BIOL 3051 Lecture Notes - Lecture 14: Liniment, Rheumatoid Arthritis, Diclofenac
Document Summary
Primary oa is idiopathic & seen in elderly. Secondary oa is due to trauma to joint, rheumatoid arthritis, gout, congenital abnormalities, hematologic genetic disorders (leukemia) Defined as biochemical & inflammatory changes w/ cartilage matrix, joint cavity & support structures. Improve muscle strength to protect cartilage, ligaments & joint capsule. Prevent & reduce damage to joint cartilage, bone, ligaments, muscle & local nerves.
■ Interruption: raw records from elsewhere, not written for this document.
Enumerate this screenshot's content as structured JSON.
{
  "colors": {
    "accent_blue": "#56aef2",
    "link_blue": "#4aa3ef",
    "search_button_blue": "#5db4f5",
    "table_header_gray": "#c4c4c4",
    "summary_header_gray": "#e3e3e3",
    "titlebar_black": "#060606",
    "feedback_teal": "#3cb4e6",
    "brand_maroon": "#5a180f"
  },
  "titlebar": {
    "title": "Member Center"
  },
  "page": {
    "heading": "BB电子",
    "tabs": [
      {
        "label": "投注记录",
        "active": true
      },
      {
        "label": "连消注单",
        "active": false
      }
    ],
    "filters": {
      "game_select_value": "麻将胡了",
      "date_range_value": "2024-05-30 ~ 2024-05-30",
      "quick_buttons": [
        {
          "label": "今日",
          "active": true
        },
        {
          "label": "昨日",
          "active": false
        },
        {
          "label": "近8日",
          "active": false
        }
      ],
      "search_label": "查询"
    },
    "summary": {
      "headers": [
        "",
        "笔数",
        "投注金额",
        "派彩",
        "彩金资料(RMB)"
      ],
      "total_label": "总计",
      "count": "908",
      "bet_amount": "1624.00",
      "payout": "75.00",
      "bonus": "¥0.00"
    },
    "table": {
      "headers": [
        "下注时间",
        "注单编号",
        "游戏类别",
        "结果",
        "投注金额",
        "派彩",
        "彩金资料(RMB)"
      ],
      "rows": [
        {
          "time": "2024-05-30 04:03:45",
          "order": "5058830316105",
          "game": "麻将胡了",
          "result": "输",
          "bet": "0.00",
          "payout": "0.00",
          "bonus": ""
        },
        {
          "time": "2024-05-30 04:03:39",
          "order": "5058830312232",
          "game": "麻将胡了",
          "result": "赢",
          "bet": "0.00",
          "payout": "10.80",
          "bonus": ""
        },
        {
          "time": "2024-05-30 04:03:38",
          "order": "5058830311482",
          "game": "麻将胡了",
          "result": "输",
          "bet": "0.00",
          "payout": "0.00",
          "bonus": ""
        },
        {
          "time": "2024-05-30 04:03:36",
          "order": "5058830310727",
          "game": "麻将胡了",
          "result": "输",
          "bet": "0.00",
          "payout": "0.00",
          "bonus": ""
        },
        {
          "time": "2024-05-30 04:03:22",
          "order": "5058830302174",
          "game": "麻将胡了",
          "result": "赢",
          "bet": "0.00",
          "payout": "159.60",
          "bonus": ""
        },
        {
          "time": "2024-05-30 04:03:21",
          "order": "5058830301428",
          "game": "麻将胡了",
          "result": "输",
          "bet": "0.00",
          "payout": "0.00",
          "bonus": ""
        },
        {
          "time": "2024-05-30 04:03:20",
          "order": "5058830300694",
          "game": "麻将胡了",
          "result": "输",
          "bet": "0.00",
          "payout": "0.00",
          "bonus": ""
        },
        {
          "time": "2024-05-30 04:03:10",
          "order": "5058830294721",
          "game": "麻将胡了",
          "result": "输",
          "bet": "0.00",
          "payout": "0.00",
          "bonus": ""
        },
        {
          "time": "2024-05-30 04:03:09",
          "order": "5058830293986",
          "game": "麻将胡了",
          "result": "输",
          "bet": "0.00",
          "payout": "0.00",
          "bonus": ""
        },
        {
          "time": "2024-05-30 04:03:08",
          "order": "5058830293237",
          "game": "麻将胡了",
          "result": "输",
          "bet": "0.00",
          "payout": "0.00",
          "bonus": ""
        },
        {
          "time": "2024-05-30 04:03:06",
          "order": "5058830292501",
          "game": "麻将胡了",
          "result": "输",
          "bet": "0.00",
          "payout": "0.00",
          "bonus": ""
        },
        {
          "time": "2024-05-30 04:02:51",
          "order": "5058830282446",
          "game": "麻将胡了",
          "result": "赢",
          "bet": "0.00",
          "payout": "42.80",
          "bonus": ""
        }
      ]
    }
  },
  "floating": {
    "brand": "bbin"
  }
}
Blood work inflammatory markers (cbc, rheumatoid factor, est, crp) Joint fluid analysis is valuable to exclude infection. Exercise & aerobic activities reduce pain & improve function, reduce need for hip replacement. Surgery is option for serve oa of knee & hop. Topical analgesics: reduce risk of side effects, topical nsaids useful in elderly- increase risk of gi, renal, cv & other oral nsaid side effects, topical diclofenac- voltaren, pennsaid, rub a-535. Simple analgesics: first choice- acetaminophen b/c low risk of side effects but provide minimal relieve, max dose is 4g.